The Rowdy Foursome

Wet Once a Week!

It had been a long day. It was 4 am already and he’d just finished bathing, throwing the dirty clothes in the washing machine and eating. Finally he could get some rest. And God did he need it: his panda rings seemed only to be spreading wider with each passing day. Being in his late 20s now, he could barely be called a young man anymore. There was only so much his body could take.

With a good night wish to his teammate brothers, he turned the knob to his single bedroom and disappeared behind it. He clicked his air conditioner on and breathed in the sedentary scent of his room; it was soothing.

 

Walking over to his bedding, the young man looked at a picture of a younger him and smiled. It was different from now, his eyes looked less tired and the panda circles were in much better state. Thankfully one thing about his face never changed, his lips. They were still as robust now as they had been then. He looked at his young self once more before lying down on his mattress bed, belly down and completely relaxed, just waiting for sleep to come claim him.

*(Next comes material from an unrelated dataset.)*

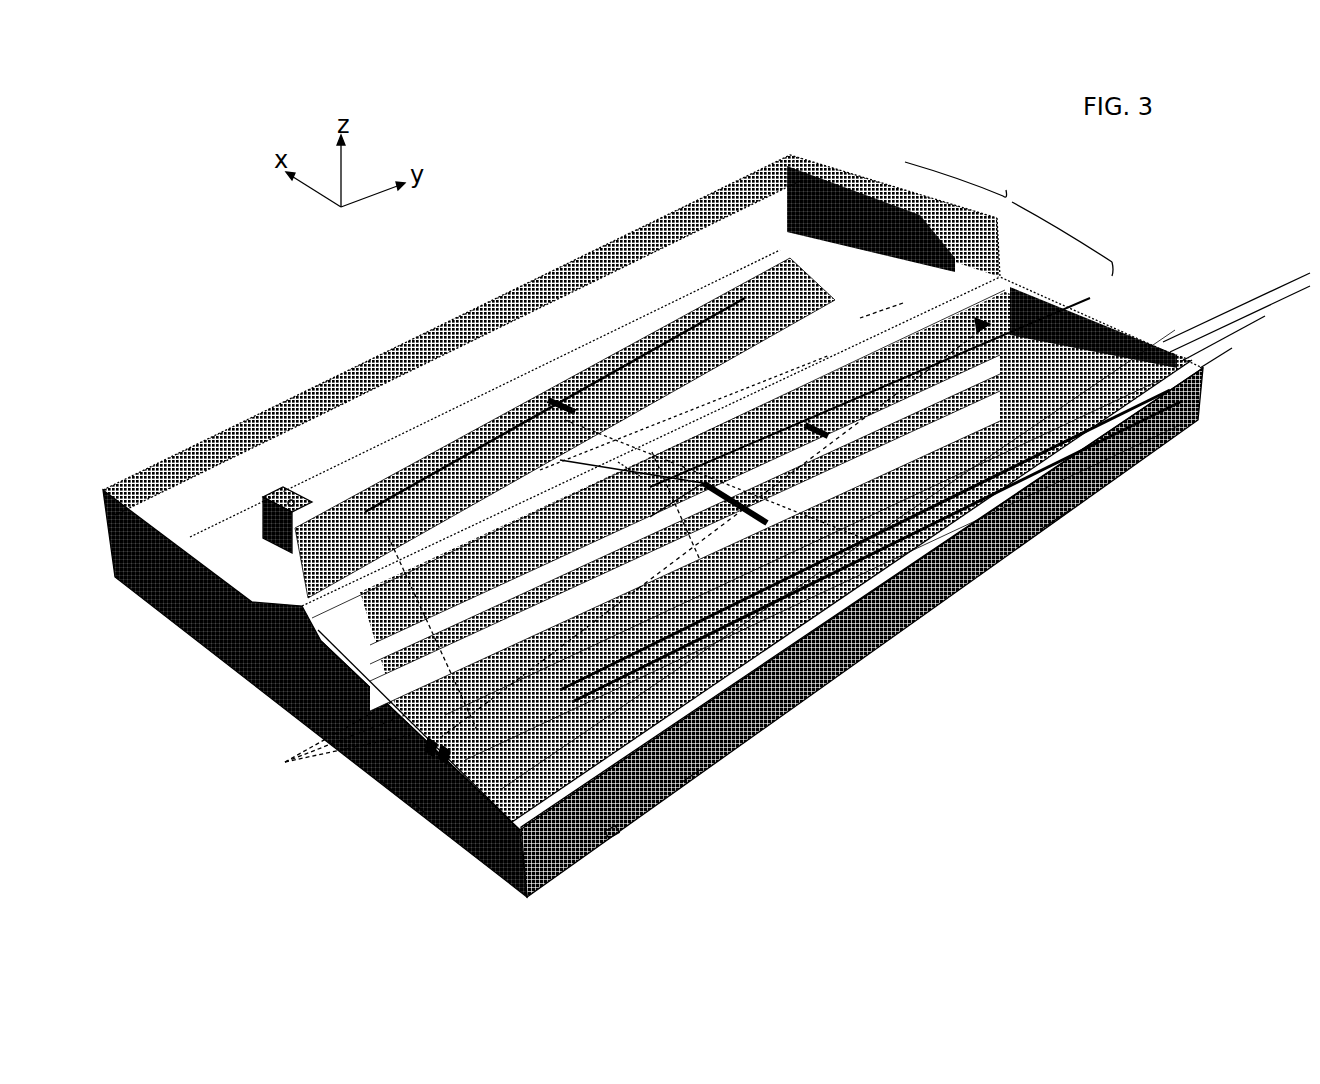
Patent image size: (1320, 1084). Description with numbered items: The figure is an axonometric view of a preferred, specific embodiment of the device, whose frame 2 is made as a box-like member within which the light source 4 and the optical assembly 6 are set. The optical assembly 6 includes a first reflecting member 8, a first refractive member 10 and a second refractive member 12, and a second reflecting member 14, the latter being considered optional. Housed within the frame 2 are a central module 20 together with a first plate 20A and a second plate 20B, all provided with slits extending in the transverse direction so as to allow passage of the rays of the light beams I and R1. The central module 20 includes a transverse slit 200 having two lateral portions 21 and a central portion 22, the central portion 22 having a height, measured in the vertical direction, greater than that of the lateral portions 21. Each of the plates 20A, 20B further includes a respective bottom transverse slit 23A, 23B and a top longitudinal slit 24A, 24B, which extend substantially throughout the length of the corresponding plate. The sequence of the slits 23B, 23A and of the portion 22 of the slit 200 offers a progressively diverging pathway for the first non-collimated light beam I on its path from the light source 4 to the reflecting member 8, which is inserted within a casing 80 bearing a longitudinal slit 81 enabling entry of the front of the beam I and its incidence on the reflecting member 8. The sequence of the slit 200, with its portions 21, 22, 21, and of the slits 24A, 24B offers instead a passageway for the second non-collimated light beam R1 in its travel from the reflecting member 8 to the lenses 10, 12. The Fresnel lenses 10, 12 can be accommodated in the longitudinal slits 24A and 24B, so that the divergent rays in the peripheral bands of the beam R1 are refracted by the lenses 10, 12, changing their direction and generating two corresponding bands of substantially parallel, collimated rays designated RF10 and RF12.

It was then that his peace was disrupted by a loud, demanding voice at his door, both shouting with his mouth and jamming the knob of the locked door with his hands.

 

“Aish!” he swore under his breath. “There’s no peace with these kids is there?” he muttered to himself before replying, “Mwo?! What d’ya want?”

“Seungho hyung! Come out fast. Look at what Joonie hyung and Byunghee hyung are doing!”

 

Seungho sighed. ‘These idiots.’ Didn’t these bums know the time? ‘It’s 4! AM for God’s sake!’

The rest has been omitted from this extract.